My dad was almost a duplicate of the ex-Marine neighbor in the movie American Beauty. So, 1) I would not be too surprised but 2) if he came out to you your life is in danger.
My mom would never have actually come out either. She would have insisted that, “Oh, don’t be crude! She and I are just good friends,” until death.
They’ve been together over 40 years, I’d be fairly surprised. But if that’s who they are, I’d obviously support both of them.
I would suddenly feel very sad for the one of them that bottled it up for 40 years, and for the other who obviously has known for many of those years…
Sometimes they are really good at hiding it for 40 years, leading to even worse heart break. Surely there was some denial involved, but still…
it would deeply pain me that they’ve had to suffer staying in the closet for so long, but i would be happy that they are now free to be what they feel they need to be.
Well, my mother’s name is a male name where we live. So not much would change.
gay != trans
I won’t react
My reaction would be “holy shit you’re actually still alive.”
Convenient since my mum passed away a few days ago actually.
I am really sorry for your loss. I wish peace and healing to you and all who loved your mother.
Thanks, I appreciate it.
Happy Easter!
Thanks, you too.
One of my kids is trans and pan. The other is lesbian. My niece is trans and lesbian. My other nibling (look it up) is gender-fluid. My sister is bisexual. My aunt was lesbian. I have multiple gay uncles and grand-uncles.
There are a lot of LGBTQ+ people in my extended family, on both sides, and it’s not a small family. So if either came out as gay, I wouldn’t be particularly surprised.
Especially if it’s my mother, who is already out as bisexual.
As for how I’d react? Mostly by saying, “Thank you for telling me, that must have been very hard for you.” No recrimination or anger, of course.
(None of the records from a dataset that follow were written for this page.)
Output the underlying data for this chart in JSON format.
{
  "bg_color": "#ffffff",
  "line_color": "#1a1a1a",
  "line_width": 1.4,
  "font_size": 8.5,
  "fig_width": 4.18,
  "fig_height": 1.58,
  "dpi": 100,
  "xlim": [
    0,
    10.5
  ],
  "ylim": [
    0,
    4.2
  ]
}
I love my parents, and either of them coming out wouldn’t affect that in the slightest.
I know they won’t, because my parents are devout Muslims.
My mother loathes the fact that my brother is gay, not even for religion reasons but because she’s psychotic, so for her to come out would be highly satisfying because then maybe I could make her feel bad about it the way she makes him feel, cunt that she is.
My mom? Thank heavens, her taste in men is TRASH. Surely her taste in women has to be better.
Dad? I’d tell whoever told me that I don’t care what my dad is up to.
You’d think but she’d just bring home a Shane type
So funnily enough, she has had romantic interest in 2-3 women in her life who were very close friends that were gregarious, successful,kind, and independent.
But she wasn’t actually attracted to them. It’s like her brain recognized “oh hey these people would be wonderful to have has life partners.”
But she’s not attracted to women. So yeah still hoping she’ll decide she likes women. Cause my dad was rock bottom and her recent boy friends were looking for a new mom to take care of them at 55.
So yeah, her taste in women would hopefully stay high if she decides she is gay!
I’d laugh and walk away shaking my head. It’s a kinda hard to explain but it’s them being in that situation thing. If my brother or sister did I’d be fine not really react as it’s not a big deal.
I’d be fucking pissed. You disowned me for how fucking long over my queerness and were gay the whole time‽
If mom was still alive and gay I’d be surprised but happy for her and probably try to set her up with someone. She actually took me to my first gay bar.
Upvote for interrobang
I’d be really surprised they came back to life. But seriously I would just support them and do nothing I guess
I would feel very sorry for both of them.
My parents are in their 80s. They’ve been married 50+ years. I know that they came very close to divorce at one point, and ultimately only stayed together because their religion says that you shouldn’t divorce (except in cases of physical abuse and infidelity). To discover that they had stayed married, and both of them miserable, for 50+ years because of a bullshit religion would be heartbreaking.
I would find it completely uninteresting. Everyone has a type.